Promotional single by Imagine Dragons

from the album Evolve
- Released: June 15, 2017
- Genre: Pop
- Length: 3:53
- Label: Kidinakorner; Interscope;
- Songwriters: Dan Reynolds; Wayne Sermon; Ben McKee; Daniel Platzman; Robin Fredriksson; Mattias Larsson; Justin Tranter;
- Producer: Mattman & Robin

Imagine Dragons promotional singles chronology
| "I'm So Sorry" (2015) | "Walking the Wire" (2017) | "Love of Mine" (2022) |

Licensed audio
- "Walking the Wire" (Official Audio) on YouTube

= Walking the Wire (song) =

"Walking the Wire" is a song by American pop rock band Imagine Dragons.
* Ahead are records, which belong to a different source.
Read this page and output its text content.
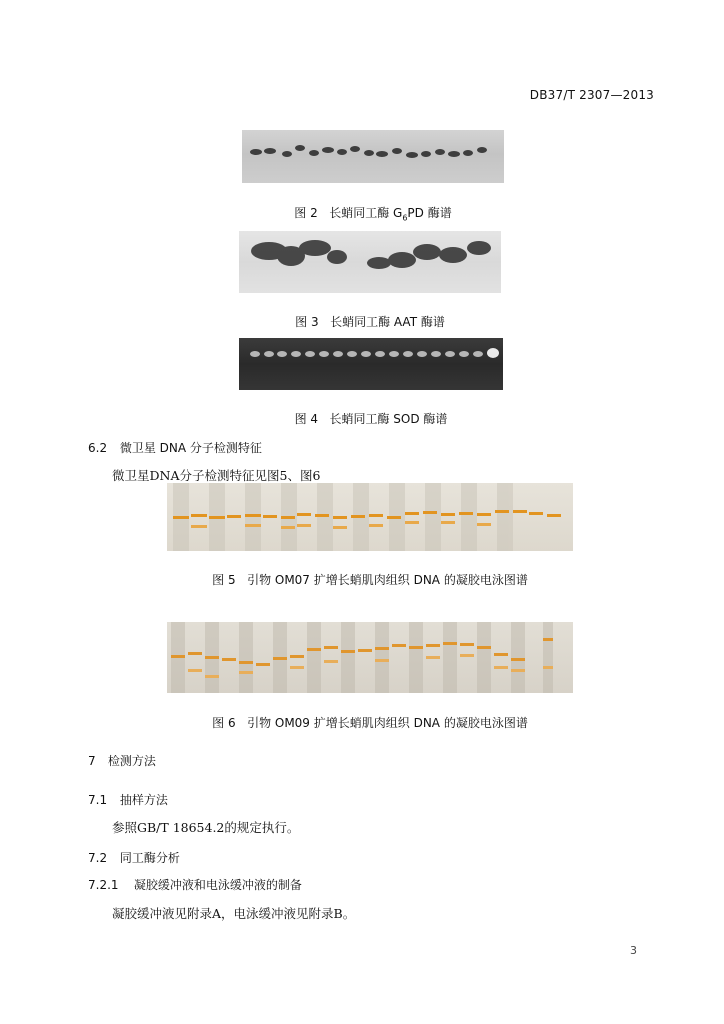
DB37/T 2307—2013
图 2 长蛸同工酶 $G_6PD$ 酶谱
图 3 长蛸同工酶 AAT 酶谱
图 4 长蛸同工酶 SOD 酶谱
6.2 微卫星 DNA 分子检测特征
微卫星DNA分子检测特征见图5、图6
图 5 引物 OM07 扩增长蛸肌肉组织 DNA 的凝胶电泳图谱
图 6 引物 OM09 扩增长蛸肌肉组织 DNA 的凝胶电泳图谱
7 检测方法
7.1 抽样方法
参照GB/T 18654.2的规定执行。
7.2 同工酶分析
7.2.1 凝胶缓冲液和电泳缓冲液的制备
凝胶缓冲液见附录A，电泳缓冲液见附录B。
3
The song was written by Dan Reynolds, Wayne Sermon, Ben McKee, Daniel Platzman, Robin Fredriksson, Mattias Larsson, Justin Tranter with production handled by Mattman & Robin. It was released to digital retailers on June 15, 2017, as the third promotional single released off the band’s third studio album, Evolve (2017).

==Background==
On June 15, "Walking the Wire" was made available for download with any purchase from the band's online shop. The song was accidentally released onto YouTube and Vevo a day earlier than planned, only to be taken down within a few hours.

==Critical reception==
Bobby Olivier of Billboard magazine wrote that the song "may be the band's most overtly pleasing pop anthem to date". Lauren Murphy of The Irish Times wrote: "Walking the Wire and Whatever It Takes are both arms-aloft anthems, but the more enjoyable tracks follow an 1980s pop template, like the Hall & Oates-style Make It Up to You and Start Over." Rob Harvilla of The Ringer wrote: "'Walking the Wire,' with a romantic and inspirational anthem that at least sands off the rough edges of all that bellowing/screeching, is the closest these guys have come to their own version of Katy Perry's 'Roar,' or OneRepublic's 'Counting Stars,' or Rachel Platten's 'Fight Song.'" Allen Pham of Daily Trojan wrote: "'Walking the Wire' is one of the better songs on Evolve's tracklist. Though Imagine Dragons uses less acoustics and more country music here, the song is evidence of the group's potential to achieve 2017-style music stardom while not completely straying from their roots."

==Charts==

===Weekly charts===

Weekly chart performance for "Walking the Wire"
| Chart (2017) | Peak position |
|---|---|
| Czech Republic Singles Digital (ČNS IFPI) | 36 |
| France (SNEP) | 125 |
| Germany (GfK) | 97 |
| Italy (Musica e Dischi) | 46 |
| New Zealand Heatseekers (RMNZ) | 8 |
| Portugal (AFP) | 84 |
| Slovakia Airplay (ČNS IFPI) | 91 |
| Slovakia Singles Digital (ČNS IFPI) | 38 |
| Switzerland (Schweizer Hitparade) | 80 |
| US Bubbling Under Hot 100 (Billboard) | 5 |
| US Hot Rock & Alternative Songs (Billboard) | 6 |

===Year-end charts===

Year-end chart performance for "Walking the Wire"
| Chart (2017) | Position |
|---|---|
| US Hot Rock Songs (Billboard) | 54 |

==Certifications==

Certifications for "Walking the Wire"
| Region | Certification | Certified units/sales |
| Brazil (Pro-Música Brasil) | Platinum | 60,000^{‡} |
| Italy (FIMI) | Gold | 25,000^{‡} |
| New Zealand (RMNZ) | Gold | 15,000^{‡} |
| Portugal (AFP) | Gold | 5,000^{‡} |
| Spain (Promusicae) | Gold | 30,000^{‡} |
| United Kingdom (BPI) | Silver | 200,000^{‡} |
| United States (RIAA) | Gold | 500,000^{‡} |
^{‡} Sales+streaming figures based on certification alone.